Dedications to wealthy noblemen by needy authors were plentiful, and do not indicate personal relations or even a speaking acquaintance between them. The volumes that have been written, based solely upon assumption, some of them offensively sentimental, to prove intimate personal relations between the actor and Southampton are pure fiction. Even poor young Ireland, who seems to have possessed a sense of research unusually keen, being unable to find satisfactory evidence of such a personal friendship, thought it would be well to fabricate it, and, to one who is willing to waste time on such a subject, it is curious to observe how Ireland's fictions have been reflected in much that has been written upon it since.

Perhaps the gossip respecting the gift of a thousand pounds by Southampton to the actor, which seems to be now fast growing into an historical fact, should be alluded to in passing. Rowe first gave it currency a century and a half after the actor's death:

There is one instance so singular in the magnificence of this patron of Shakespeare's, that if I had not been assured that the story was handed down by Sir William Davenant, who was probably very well acquainted with his affairs, I should not have ventured to have inserted, that my lord Southampton at one time gave him a thousand pounds to enable him to go through with a purchase which he heard he had a mind to.1

Evidently Rowe was unacquainted with the character of Davenant, who he had been "assured" by some one was the source of the story, nor would he have suggested that he was "very well acquainted with his affairs" had he been aware that Davenant was but ten years old when the actor died, and unborn when he acquired New Place, which some commentators have inferred was the purchase alluded to, and which cost but sixty pounds.
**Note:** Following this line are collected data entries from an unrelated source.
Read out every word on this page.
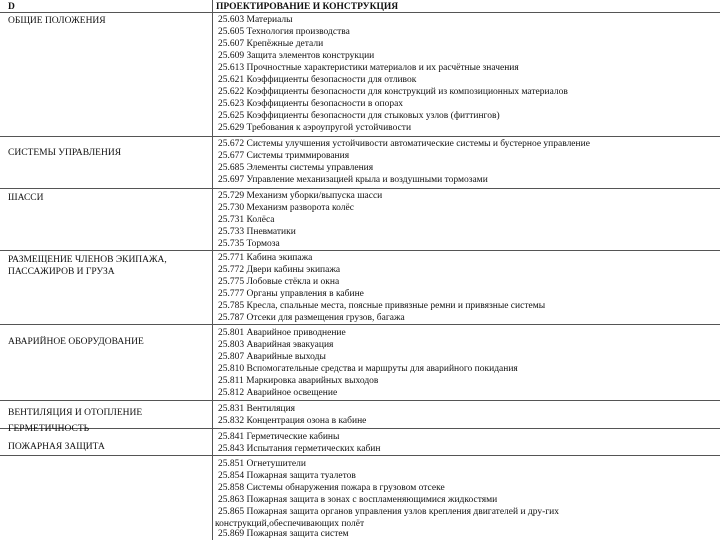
D	ПРОЕКТИРОВАНИЕ И КОНСТРУКЦИЯ
ОБЩИЕ ПОЛОЖЕНИЯ
СИСТЕМЫ УПРАВЛЕНИЯ
ШАССИ
РАЗМЕЩЕНИЕ ЧЛЕНОВ ЭКИПАЖА,
ПАССАЖИРОВ И ГРУЗА
АВАРИЙНОЕ ОБОРУДОВАНИЕ
ВЕНТИЛЯЦИЯ И ОТОПЛЕНИЕ
ГЕРМЕТИЧНОСТЬ
ПОЖАРНАЯ ЗАЩИТА
25.603 Материалы
25.605 Технология производства
25.607 Крепёжные детали
25.609 Защита элементов конструкции
25.613 Прочностные характеристики материалов и их расчётные значения
25.621 Коэффициенты безопасности для отливок
25.622 Коэффициенты безопасности для конструкций из композиционных материалов
25.623 Коэффициенты безопасности в опорах
25.625 Коэффициенты безопасности для стыковых узлов (фиттингов)
25.629 Требования к аэроупругой устойчивости
25.672 Системы улучшения устойчивости автоматические системы и бустерное управление
25.677 Системы триммирования
25.685 Элементы системы управления
25.697 Управление механизацией крыла и воздушными тормозами
25.729 Механизм уборки/выпуска шасси
25.730 Механизм разворота колёс
25.731 Колёса
25.733 Пневматики
25.735 Тормоза
25.771 Кабина экипажа
25.772 Двери кабины экипажа
25.775 Лобовые стёкла и окна
25.777 Органы управления в кабине
25.785 Кресла, спальные места, поясные привязные ремни и привязные системы
25.787 Отсеки для размещения грузов, багажа
25.801 Аварийное приводнение
25.803 Аварийная эвакуация
25.807 Аварийные выходы
25.810 Вспомогательные средства и маршруты для аварийного покидания
25.811 Маркировка аварийных выходов
25.812 Аварийное освещение
25.831 Вентиляция
25.832 Концентрация озона в кабине
25.841 Герметические кабины
25.843 Испытания герметических кабин
25.851 Огнетушители
25.854 Пожарная защита туалетов
25.858 Системы обнаружения пожара в грузовом отсеке
25.863 Пожарная защита в зонах с воспламеняющимися жидкостями
25.865 Пожарная защита органов управления узлов крепления двигателей и дру-гих
конструкций,обеспечивающих полёт
25.869 Пожарная защита систем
Phillipps, who thinks the supposed gift was for the Asbies lawsuit, computes the relative value of money, when he wrote in 1886, at twelve times its value then; that is, twelve thousand pounds or sixty thousand dollars. Other writers have made equally unwarranted estimates. Lee authoritatively assures us that the purchasing power of money was then "eight times what it is now"; 2 and White, that it was six times;3 while Malone informs us that it was three and a half times greater. The difference in the comparative purchasing value of money at the time these authors wrote does not at all account for their widely varying estimates. The fact is, that to make an estimate of the relative purchasing power of money at widely separated periods would require precise knowledge of the value of all commodities at both periods, something in this case not obtainable, and writers on the very fruitful theme of the authorship of the “Shakespeare" Works have as usual regaled us with guesses.

1 Rowe's Life of Shakespeare; George Steevens, Esq., The Plays of William Shakespeare, vol. 1, p. ix. London, 1803.

2 Lee, A Life of Shakespeare, p. 3.

3 White, The Writings of Shakespeare, p. xli.

4 Johnson and Steevens, The Plays and Poems of Shakespeare, vol. 1, p. 73. London, 1803.